In order that those skilled in the art, have to the distributed address comparison method of the embodiment of the present invention more clear
The understanding of Chu, is illustrated with reference to specific embodiment:
In this example, address to be compared is " 5 in the western osculum Lu Shihua dragons more two in Haidian District, Beijing City " burst address
Database carries out burst according to " city " address rank.
As shown in figure 3, prerinse, pretreatment, including capital and small letter, half full-shape are carried out to the normal address in the storehouse of normal address
Conversion, spcial character cleaning etc., and then, cutting word, mark, standardization processing are carried out to normal address, and then, address is divided
Piece forms burst address database, and the normal address Node distribution formula of multiple levels of the standard is included in burst address database
Establish index.
Located in advance " 5 in the western osculum Lu Shihua dragons more two in Haidian District, Beijing City " address to be compared for obtaining user's input
Reason, " 5 in the western osculum Lu Shihua dragons more two of Haidian District Beijing " cutting word generates in " Beijing ", " Haidian District ", " Xi little Kou Lu ",
" in generation Hua Longyue bis- ", " 5 " address participle.
Address rank mark is carried out to result after participle, annotation results are { " Beijing ":" province " }, { " Haidian District ":" area " },
{ " Xi little Kou Lu ":" road " }, { " in generation Hua Longyue bis- ":" cell " }, { " 5 ":" building number " }, further, enter row address rule
Generalized, address is changed into { " Beijing " after mark:" province " }, { " districts under city administration ", " city " }.{ " Haidian District ":" area " }, { " western osculum
Road ":" road " }, { " in generation Hua Longyue bis- ":" cell " }, { " 5 ":" building number " }, wherein, " Beijing can be turned to " Beijing " specification
City ", can be according to the address rank that " districts under city administration " supplement levels of the standard mark in the addition of context specification before Haidian District.
Further, input address is distributed to specified node according to " city " level, to " districts under city administration " carry out hash after according to
Nodes modulus, obtains corresponding burst address database, and the standardization address that multiple levels of the standard are marked is distributed to point
In piece address database, the normal address node of the target criteria rank in the address standard nodes of multiple levels of the standard carries out ground
Location compares, and obtains comparison result.
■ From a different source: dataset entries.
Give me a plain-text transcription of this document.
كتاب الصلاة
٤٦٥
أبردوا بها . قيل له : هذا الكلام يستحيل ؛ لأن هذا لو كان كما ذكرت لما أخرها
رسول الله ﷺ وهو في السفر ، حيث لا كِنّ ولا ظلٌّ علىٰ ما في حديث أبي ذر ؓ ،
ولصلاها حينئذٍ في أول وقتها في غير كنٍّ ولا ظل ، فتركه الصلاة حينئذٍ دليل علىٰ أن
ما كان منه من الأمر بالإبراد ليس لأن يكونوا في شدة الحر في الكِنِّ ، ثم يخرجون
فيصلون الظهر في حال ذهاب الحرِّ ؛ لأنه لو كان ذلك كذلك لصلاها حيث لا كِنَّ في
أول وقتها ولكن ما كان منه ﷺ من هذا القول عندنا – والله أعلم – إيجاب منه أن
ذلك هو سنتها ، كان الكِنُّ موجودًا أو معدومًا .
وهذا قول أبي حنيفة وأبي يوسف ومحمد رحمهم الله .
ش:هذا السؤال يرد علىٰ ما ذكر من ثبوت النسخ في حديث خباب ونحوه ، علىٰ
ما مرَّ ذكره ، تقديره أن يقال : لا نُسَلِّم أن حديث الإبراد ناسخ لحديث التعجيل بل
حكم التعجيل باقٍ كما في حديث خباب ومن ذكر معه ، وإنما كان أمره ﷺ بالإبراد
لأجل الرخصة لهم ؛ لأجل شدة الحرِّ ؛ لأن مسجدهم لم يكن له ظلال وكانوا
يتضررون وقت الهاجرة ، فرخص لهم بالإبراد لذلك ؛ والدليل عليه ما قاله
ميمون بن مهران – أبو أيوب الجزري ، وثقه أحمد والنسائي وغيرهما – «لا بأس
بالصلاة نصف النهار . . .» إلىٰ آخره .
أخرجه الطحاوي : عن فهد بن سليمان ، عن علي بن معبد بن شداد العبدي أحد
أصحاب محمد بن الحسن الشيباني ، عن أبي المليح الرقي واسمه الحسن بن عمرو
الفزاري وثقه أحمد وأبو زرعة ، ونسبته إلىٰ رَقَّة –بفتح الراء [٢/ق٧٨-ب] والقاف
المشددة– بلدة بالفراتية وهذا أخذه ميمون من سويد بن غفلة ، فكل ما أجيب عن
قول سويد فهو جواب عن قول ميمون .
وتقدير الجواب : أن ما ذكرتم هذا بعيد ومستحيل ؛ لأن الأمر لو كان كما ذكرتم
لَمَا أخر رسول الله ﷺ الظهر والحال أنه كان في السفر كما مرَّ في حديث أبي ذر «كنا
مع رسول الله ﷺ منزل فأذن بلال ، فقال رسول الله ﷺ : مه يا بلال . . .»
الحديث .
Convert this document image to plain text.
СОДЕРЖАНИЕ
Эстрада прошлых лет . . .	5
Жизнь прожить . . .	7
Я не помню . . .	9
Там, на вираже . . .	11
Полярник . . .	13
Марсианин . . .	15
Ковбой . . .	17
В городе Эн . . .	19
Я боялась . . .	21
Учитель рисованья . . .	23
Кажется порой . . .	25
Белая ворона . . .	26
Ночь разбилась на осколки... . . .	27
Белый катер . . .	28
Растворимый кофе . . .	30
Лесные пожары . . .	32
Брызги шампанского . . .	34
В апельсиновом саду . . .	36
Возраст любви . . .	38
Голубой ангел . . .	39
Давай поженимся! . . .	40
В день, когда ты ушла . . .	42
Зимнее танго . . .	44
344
Thus, the distributed address comparison method of the embodiment of the present invention, can be effective by the way of to address library searching
Reduction address compare number, the mode of distributed storage+Distributed Calculation, address is standardized, according to fixed rank
Address distribution is carried out, the performance issue of magnanimity address date comparison is efficiently solved while conversion effect will not be brought to lose, can
To meet the address conversion gis demands of daily hundred million rank.
In summary, the distributed address comparison method of the embodiment of the present invention, treat alignment site and carry out address specifications
Processing, the standardization address participle of multiple levels of the standard marks is obtained, is marked multiple levels of the standard according to default algorithm
The address participle that standardizes carries out computing according to default burst key value, and burst address database is determined according to operation result, will
The standardization address of multiple levels of the standard marks is distributed to the target criteria in the normal address node of multiple levels of the standard
The normal address node of rank enters row address comparison, and obtains comparison result.Thus, efficiently solve in address table up to lack of standardization
In the case of the performance issue that compares of magnanimity address date, while conversion effect will not be brought to lose, improve address and compare effect
Rate.
In order to realize above-described embodiment, the invention also provides a kind of distributed address comparison device, Fig. 4 is according to this hair
The structural representation of the distributed address comparison device of bright one embodiment, as shown in figure 4, the distributed address comparison device bag
Include:Acquisition module 100, computing module 200, determining module 300 and comparing module 400.
Wherein, acquisition module 100, address specifications processing is carried out for treating alignment site, obtains multiple levels of the standard
The standardization address participle of mark.
It should be noted that according to the difference of concrete application scene, acquisition module 100 can obtain more in different ways
The standardization address participle of individual levels of the standard mark, as a kind of possible embodiment, as shown in figure 5, acquisition module 100 includes
Cutting word unit 110, first marks unit 120, second and marks unit 130.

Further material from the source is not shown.